The naturally-occurring 3-phenylcoumarins were identified in plant species, mostly in the family Fabaceae, such as: mucodianin A from Mucuna birdwoodiana ^[87][105]; pterosonin A-F from heartwood of Pterocarpus soyauxii ^[88][106]; Sphenostylis marginata ^[50][68]; Pterocarpus soyauxii ^[89][107]; and selaginolide A from Vietnamese medicinal plant Selaginella rolandi-principis (Selaginellaceae) ^[90][108]. There is no evidence about their role in plants.

Pyranocoumarins are rare secondary metabolites of plants that contain a pyran core condensed with coumarin. These substances are distributed widely among the plant families Umbelliferae and Rutaceae.

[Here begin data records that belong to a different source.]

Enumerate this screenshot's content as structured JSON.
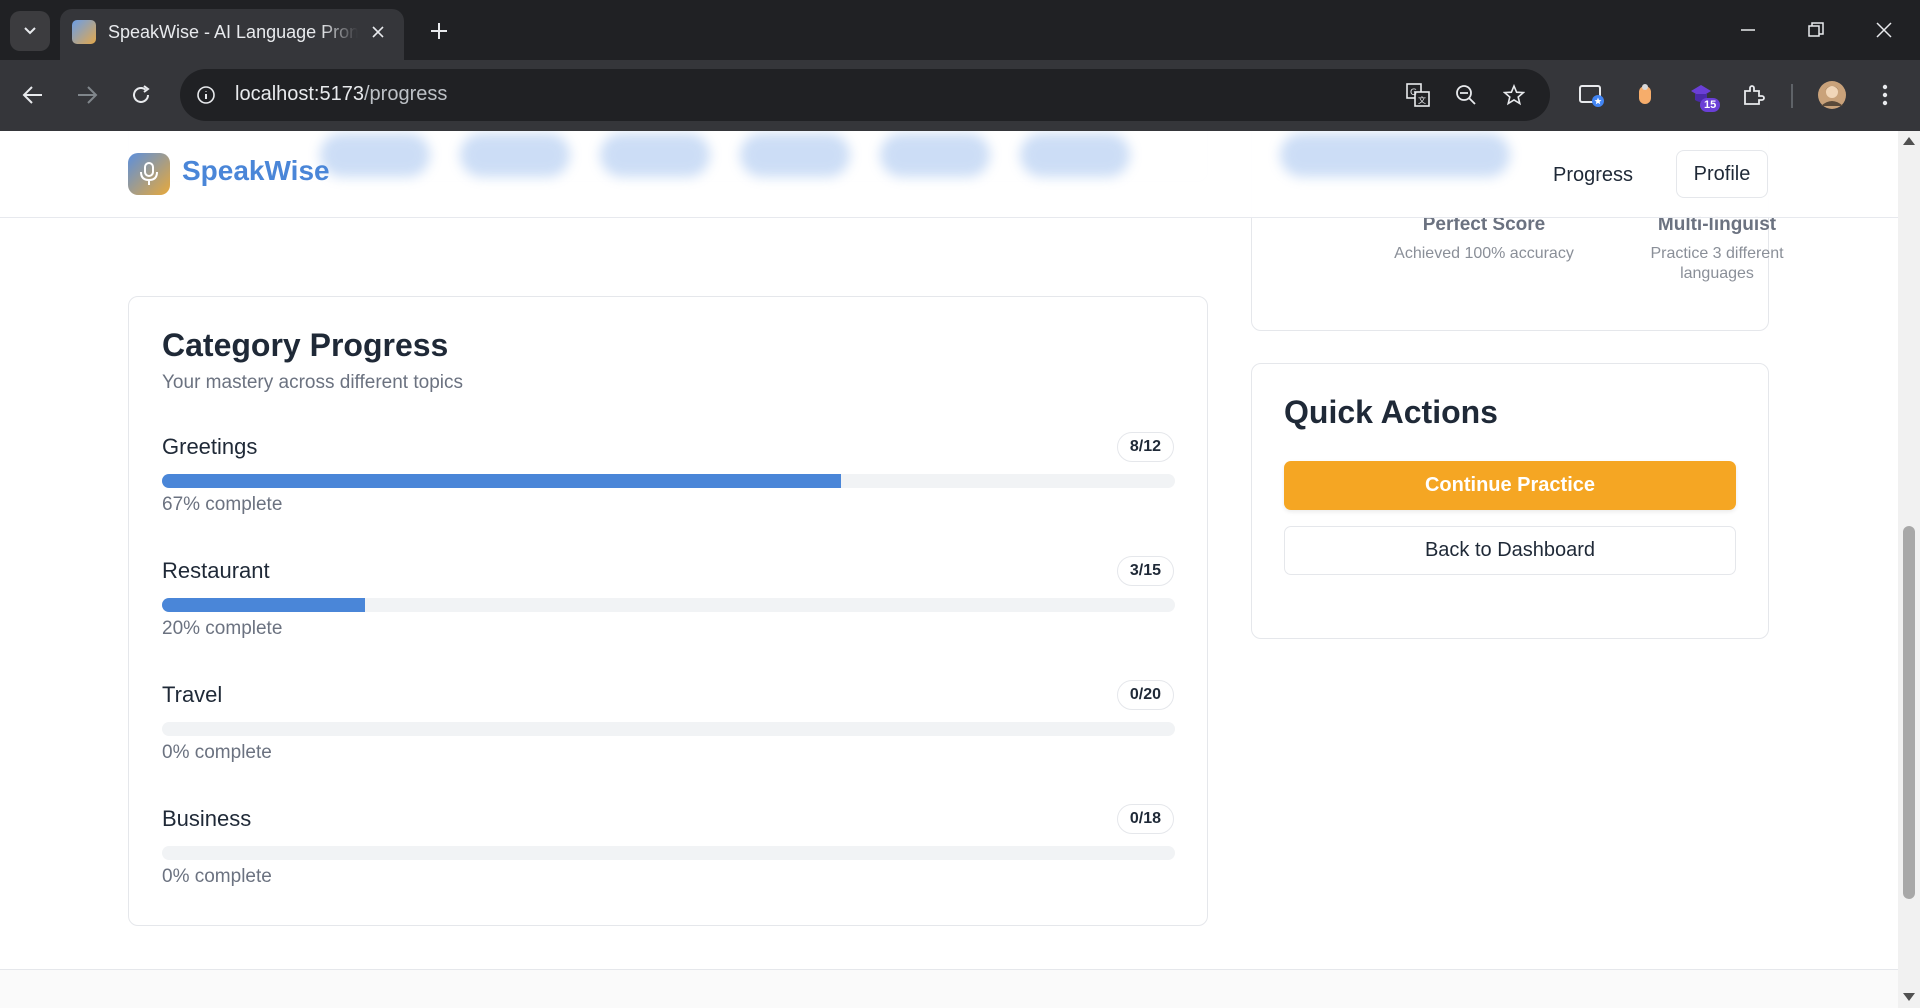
{
  "browser": {
    "tab_title": "SpeakWise - AI Language Pronunciation",
    "url_host": "localhost:5173",
    "url_path": "/progress",
    "extension_badge": "15"
  },
  "header": {
    "logo_text": "SpeakWise",
    "nav_progress": "Progress",
    "nav_profile": "Profile"
  },
  "categories": {
    "title": "Category Progress",
    "subtitle": "Your mastery across different topics",
    "items": [
      {
        "name": "Greetings",
        "count": "8/12",
        "percent": 67,
        "percent_label": "67% complete"
      },
      {
        "name": "Restaurant",
        "count": "3/15",
        "percent": 20,
        "percent_label": "20% complete"
      },
      {
        "name": "Travel",
        "count": "0/20",
        "percent": 0,
        "percent_label": "0% complete"
      },
      {
        "name": "Business",
        "count": "0/18",
        "percent": 0,
        "percent_label": "0% complete"
      }
    ]
  },
  "achievements": [
    {
      "name": "Perfect Score",
      "desc": "Achieved 100% accuracy"
    },
    {
      "name": "Multi-linguist",
      "desc": "Practice 3 different languages"
    }
  ],
  "quick_actions": {
    "title": "Quick Actions",
    "continue_label": "Continue Practice",
    "dashboard_label": "Back to Dashboard"
  },
  "colors": {
    "brand_blue": "#4a86d8",
    "accent_orange": "#f5a623"
  }
}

Although pyranocoumarins in the plant are very poorly studied, some studies indicate their protective role against phytopathogenic organisms ^[91][109]. However, pyranocoumarin isolated from the Rutaceae tree (Staurantus perforatus), xanthyletin, has shown significant phytotoxic effect on seed germination and root growth of Amarathus hypochondriacus (Amaranthaceae) ^[92][110]. Among the pyranocoumarins isolated from the roots of Ferulago campestris (Apiaceae), aegelinol and grandivittin have been shown to have cytotoxic properties ^[93][111]. Pyranocoumarin seselin isolated from Clausena anisata (Rutaceae) leaves acts as an antifeedant against Lucilia cuprina larvae ^[94][112].

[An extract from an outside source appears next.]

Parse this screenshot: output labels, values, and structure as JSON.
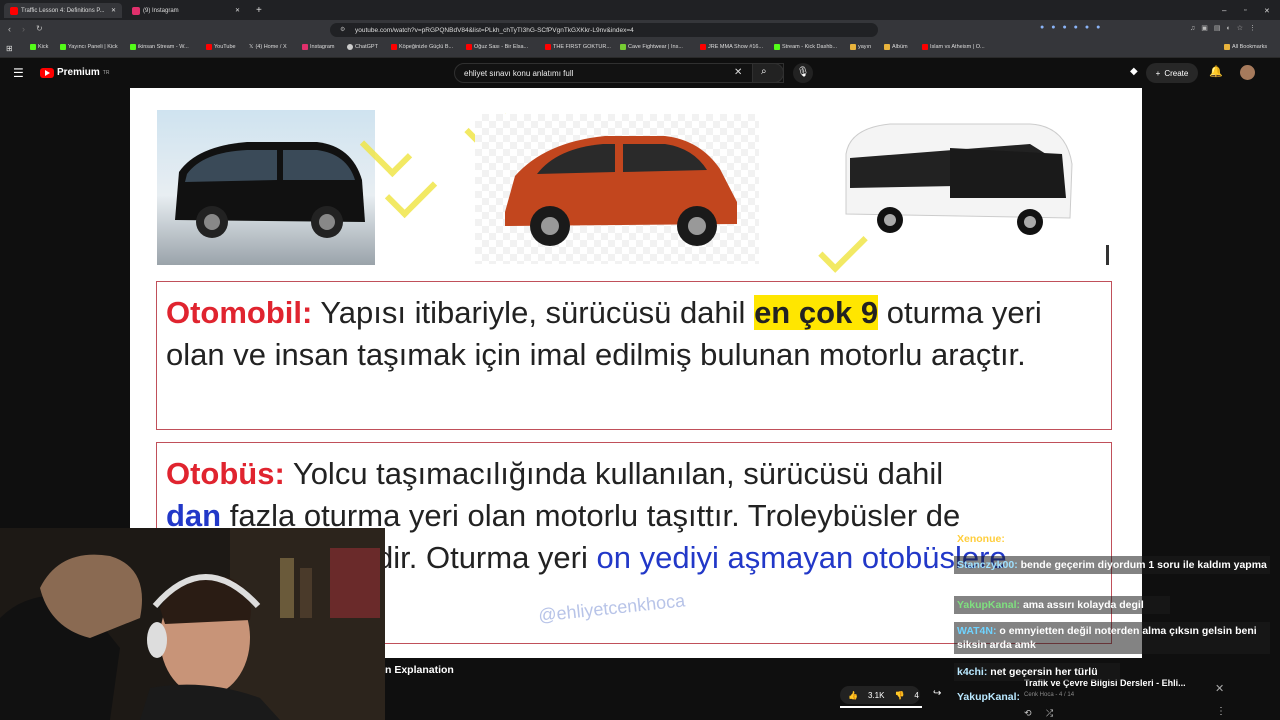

Bicoumarines have been isolated from plants Triphasia trifolia (Rutaceae) ^[95][113], Dysoxylum parasiticum (Osbeck) Kosterm (Meliaceae) ^[96][114], and Pleurospermum rivulorum (Umbelliferae) ^[97][115]. The best-researched bicoumarin is dicoumarol (Figure 5). Dicumarol is generated by the hydroxylation of the 4-position of the coumarin. This is followed by capturing of a molecule of formaldehyde, and subsequently by condensation with another molecule of 4-hydroxycoumarin. Finally, the enolization of the keto group forms dicumarol ^[50][68]. Dicumarol is discovered as constituent of sweet clover hay that caused the death of cattle due to bleeding disorders. Dicoumarol is an anticoagulant that acts as a vitamin K antagonist ^[98][116]. The dicoumarol, also formed by bacterial fermentation of yellow sweet clover, was isolated for the first time from the decomposed leaves of Melilotus albus (Fabaceae/Leguminosae) ^[50][68].

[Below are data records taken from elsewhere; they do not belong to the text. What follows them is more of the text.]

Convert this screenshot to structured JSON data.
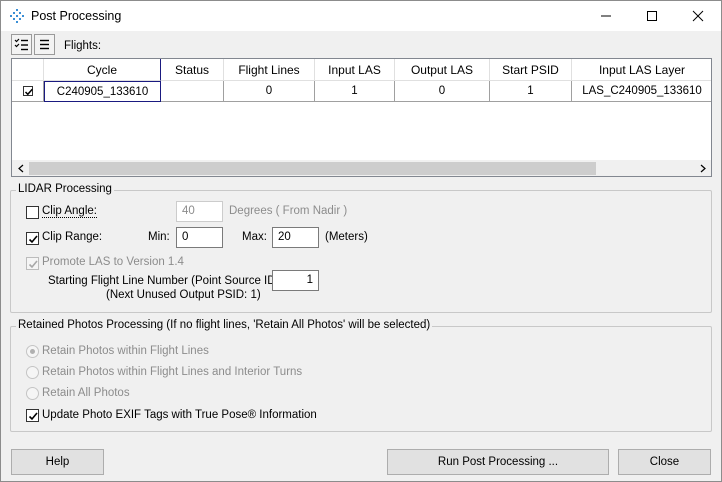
{
  "window": {
    "title": "Post Processing",
    "icon": "app-diamond-icon"
  },
  "toolbar": {
    "flights_label": "Flights:",
    "buttons": [
      "check-list-icon",
      "list-icon"
    ]
  },
  "grid": {
    "columns": [
      "Cycle",
      "Status",
      "Flight Lines",
      "Input LAS",
      "Output LAS",
      "Start PSID",
      "Input LAS Layer"
    ],
    "rows": [
      {
        "checked": true,
        "cycle": "C240905_133610",
        "status": "",
        "flight_lines": "0",
        "input_las": "1",
        "output_las": "0",
        "start_psid": "1",
        "input_las_layer": "LAS_C240905_133610"
      }
    ]
  },
  "lidar": {
    "group_title": "LIDAR Processing",
    "clip_angle": {
      "label": "Clip Angle:",
      "checked": false,
      "value": "40",
      "unit": "Degrees ( From Nadir )"
    },
    "clip_range": {
      "label": "Clip Range:",
      "checked": true,
      "min_label": "Min:",
      "min_value": "0",
      "max_label": "Max:",
      "max_value": "20",
      "unit": "(Meters)"
    },
    "promote": {
      "label": "Promote LAS to Version 1.4",
      "checked": true,
      "disabled": true
    },
    "start_line": {
      "label": "Starting Flight Line Number (Point Source ID):",
      "value": "1",
      "note": "(Next Unused Output PSID: 1)"
    }
  },
  "photos": {
    "group_title": "Retained Photos Processing  (If no flight lines, 'Retain All Photos' will be selected)",
    "options": [
      {
        "label": "Retain Photos within Flight Lines",
        "selected": true
      },
      {
        "label": "Retain Photos within Flight Lines and Interior Turns",
        "selected": false
      },
      {
        "label": "Retain All Photos",
        "selected": false
      }
    ],
    "update_exif": {
      "label": "Update Photo EXIF Tags with True Pose® Information",
      "checked": true
    }
  },
  "buttons": {
    "help": "Help",
    "run": "Run Post Processing ...",
    "close": "Close"
  }
}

The presence of natural coumarins in different species of plants and microbes, and their biological effects are summarized in Table 1. It is evident that the diversity and structural complexity of the coumarins constitute is a consequence of higher plant evolution. Simple coumarins are the most common in fungi and all angiosperms. They exhibit a wide range of biological effects related to plant protection from pathogen microbes, fungi, and nematodes. Furanocoumarin is the second most prevalent type of coumarin. Furanocoumarins are found in the family Citrus, Apiaceae, and Rutaceae, with most of them showing nematicidal properties. Pyranocoumarins are present in Apiaceace and Fabaceae, where they exhibit antifungal, phytotoxic, and antifeedant effects. Phenylcoumarins are the most abundant in the plant family Fabaceae, but there is no literature on their functions in plants.